Gastrointestinal Endoscopy
Publication Date
DOI: 10.1016/s0016-5107(95)70006-4


Abstract Background: Endoscopic variceal ligation (EVL) is currently a favored treatment for control of bleeding from esophageal varices. However, little is known about the treatment of bleeding varices in hepatocellular carcinoma. Methods: EVL was performed in 16 patients with bleeding esophageal varices due to concomitant hepatocellular carcinoma.
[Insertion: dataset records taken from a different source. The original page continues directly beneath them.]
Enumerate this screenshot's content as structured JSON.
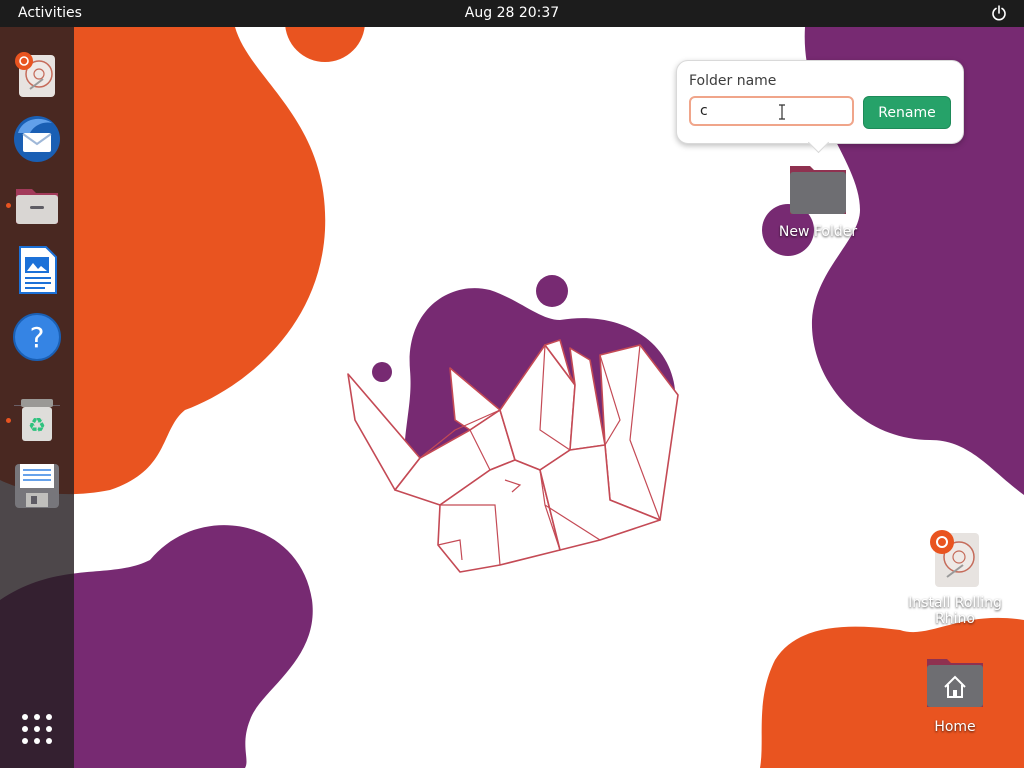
{
  "topbar": {
    "activities_label": "Activities",
    "clock": "Aug 28  20:37",
    "power_icon": "power-icon"
  },
  "dock": {
    "items": [
      {
        "name": "Install Rolling Rhino",
        "icon": "installer-icon",
        "running": false
      },
      {
        "name": "Thunderbird Mail",
        "icon": "mail-icon",
        "running": false
      },
      {
        "name": "Files",
        "icon": "files-icon",
        "running": true
      },
      {
        "name": "LibreOffice Writer",
        "icon": "writer-icon",
        "running": false
      },
      {
        "name": "Help",
        "icon": "help-icon",
        "running": false
      },
      {
        "name": "Trash",
        "icon": "trash-icon",
        "running": true
      },
      {
        "name": "Disk",
        "icon": "floppy-disk-icon",
        "running": false
      }
    ],
    "show_apps_icon": "apps-grid-icon"
  },
  "desktop": {
    "new_folder_label": "New Folder",
    "installer_label": "Install Rolling Rhino",
    "home_label": "Home"
  },
  "rename_popover": {
    "title": "Folder name",
    "input_value": "c",
    "button_label": "Rename"
  },
  "colors": {
    "orange": "#e95420",
    "purple": "#772a72",
    "rename_green": "#26a269",
    "topbar": "#1c1c1c"
  }
}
Treatment results were compared with those of another 23 patients who were conservatively treated. Results: Comparing the two groups, ligation significantly reduced the risk of fatal bleeding (44% vs 70%; P < 0.05). Significantly fewer patients in the ligation group died at the time of the index hemorrhage (11% vs 52%; P < 0.05). Rebleeding occurred in 44% of the ligation group and 73% in the control group ( P > 0.05). The mean days of survival were 40 ± 20 (range, 7 to 103) in the ligation group and 20 ± 30 (range, 1 to 136) in the control group ( P = 0.08). In the absence of portal vein thrombosis, ligation significantly reduced the rebleeding rate (17% vs 50%, P < 0.05) and the mortality rate (0% vs 100%, P < 0.05). Conclusion: EVL is a good choice for palliation in patients with esophageal variceal bleeding and hepatocellular carcinoma. Aggressive use of EVL may be tried in those patients without portal venous thrombosis. (Gastrointest Endosc 1995;42:535-9.)